Sprecher
Beschreibung
Lithium batteries are ubiquitous in our daily lives, finding applications in cell phones, laptop computers, and automobiles. Each of these applications requires specific key features, such as increased capacity, compact size, rapid charging, and cost efficiency. Achieving these objectives involves material research that employs a diverse range of techniques to optimize each battery component, including electrode morphology, chemistry, and complex electrolyte formulations. Small Angle Neutron Scattering (SANS) plays a crucial role in this context. SANS is an ideal technique for investigating the nanoscale structure of batteries and their essential components in situ, as it easily penetrates the entire compound.

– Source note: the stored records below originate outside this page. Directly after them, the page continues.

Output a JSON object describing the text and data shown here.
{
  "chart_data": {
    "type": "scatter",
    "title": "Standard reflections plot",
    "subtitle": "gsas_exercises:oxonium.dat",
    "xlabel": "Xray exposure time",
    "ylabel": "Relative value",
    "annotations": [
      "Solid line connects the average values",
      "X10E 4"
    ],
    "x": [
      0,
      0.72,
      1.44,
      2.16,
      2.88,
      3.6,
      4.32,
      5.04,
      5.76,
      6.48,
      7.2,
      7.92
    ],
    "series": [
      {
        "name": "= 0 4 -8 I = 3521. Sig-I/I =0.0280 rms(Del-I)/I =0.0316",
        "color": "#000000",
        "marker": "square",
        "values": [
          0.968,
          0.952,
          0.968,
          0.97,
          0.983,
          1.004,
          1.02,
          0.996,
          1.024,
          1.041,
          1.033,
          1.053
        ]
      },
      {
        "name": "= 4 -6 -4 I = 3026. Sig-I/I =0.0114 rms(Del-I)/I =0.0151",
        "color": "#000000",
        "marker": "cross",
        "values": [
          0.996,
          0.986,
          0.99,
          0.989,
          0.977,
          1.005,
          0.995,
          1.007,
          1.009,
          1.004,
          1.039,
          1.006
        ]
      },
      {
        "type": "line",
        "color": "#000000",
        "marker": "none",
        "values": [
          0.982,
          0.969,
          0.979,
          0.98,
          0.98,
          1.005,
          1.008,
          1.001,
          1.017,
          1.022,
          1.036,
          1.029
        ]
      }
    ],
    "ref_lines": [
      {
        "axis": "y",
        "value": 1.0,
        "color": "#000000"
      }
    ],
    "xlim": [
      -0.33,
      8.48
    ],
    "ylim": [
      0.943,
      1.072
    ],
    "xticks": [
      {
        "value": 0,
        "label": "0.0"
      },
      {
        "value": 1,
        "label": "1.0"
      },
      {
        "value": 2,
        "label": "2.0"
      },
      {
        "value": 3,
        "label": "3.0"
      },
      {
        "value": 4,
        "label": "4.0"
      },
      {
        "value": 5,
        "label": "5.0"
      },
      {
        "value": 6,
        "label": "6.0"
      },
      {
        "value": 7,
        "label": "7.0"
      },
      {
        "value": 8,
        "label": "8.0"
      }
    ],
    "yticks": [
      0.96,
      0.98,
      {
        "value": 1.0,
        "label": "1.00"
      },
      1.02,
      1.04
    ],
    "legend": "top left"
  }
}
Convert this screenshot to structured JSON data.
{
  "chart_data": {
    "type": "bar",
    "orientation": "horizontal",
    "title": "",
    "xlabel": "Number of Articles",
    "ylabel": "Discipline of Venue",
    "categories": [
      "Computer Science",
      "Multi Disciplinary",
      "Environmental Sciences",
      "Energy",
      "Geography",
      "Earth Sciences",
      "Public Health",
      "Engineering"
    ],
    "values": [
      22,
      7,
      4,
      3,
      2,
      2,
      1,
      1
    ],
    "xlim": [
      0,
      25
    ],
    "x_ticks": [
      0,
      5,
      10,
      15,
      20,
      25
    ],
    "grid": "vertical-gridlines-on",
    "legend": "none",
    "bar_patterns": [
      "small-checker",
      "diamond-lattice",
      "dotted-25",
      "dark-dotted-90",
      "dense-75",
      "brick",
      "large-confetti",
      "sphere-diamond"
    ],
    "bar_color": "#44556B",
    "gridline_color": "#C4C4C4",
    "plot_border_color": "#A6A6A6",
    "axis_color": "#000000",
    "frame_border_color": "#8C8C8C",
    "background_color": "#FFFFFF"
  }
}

Many surface properties of the electrodes are thus accessible using SANS. I will present some examples of how SANS is employed in battery research: (a) Investigating a cathode material with a protective carbon layer [1], (b) Studying metal phosphide anodes in a discharge/charge cycle [2], (c) Analyzing the formation of a protective SEI (Solid-Electrolyte Interphase) layer within an aqueous electrolyte during battery operation [3]. These examples are complemented by other methods that further support the significant findings for practical battery applications.
[1] X. He et al., J. Mater. Chem. A 2016, 4, 7230.
[2] X. He et al., Adv. Mater. Interfaces. 2017, 1601047
[3] X. Hou et al., Angew. Chemie Int. Ed.. 2021, 60, 22812.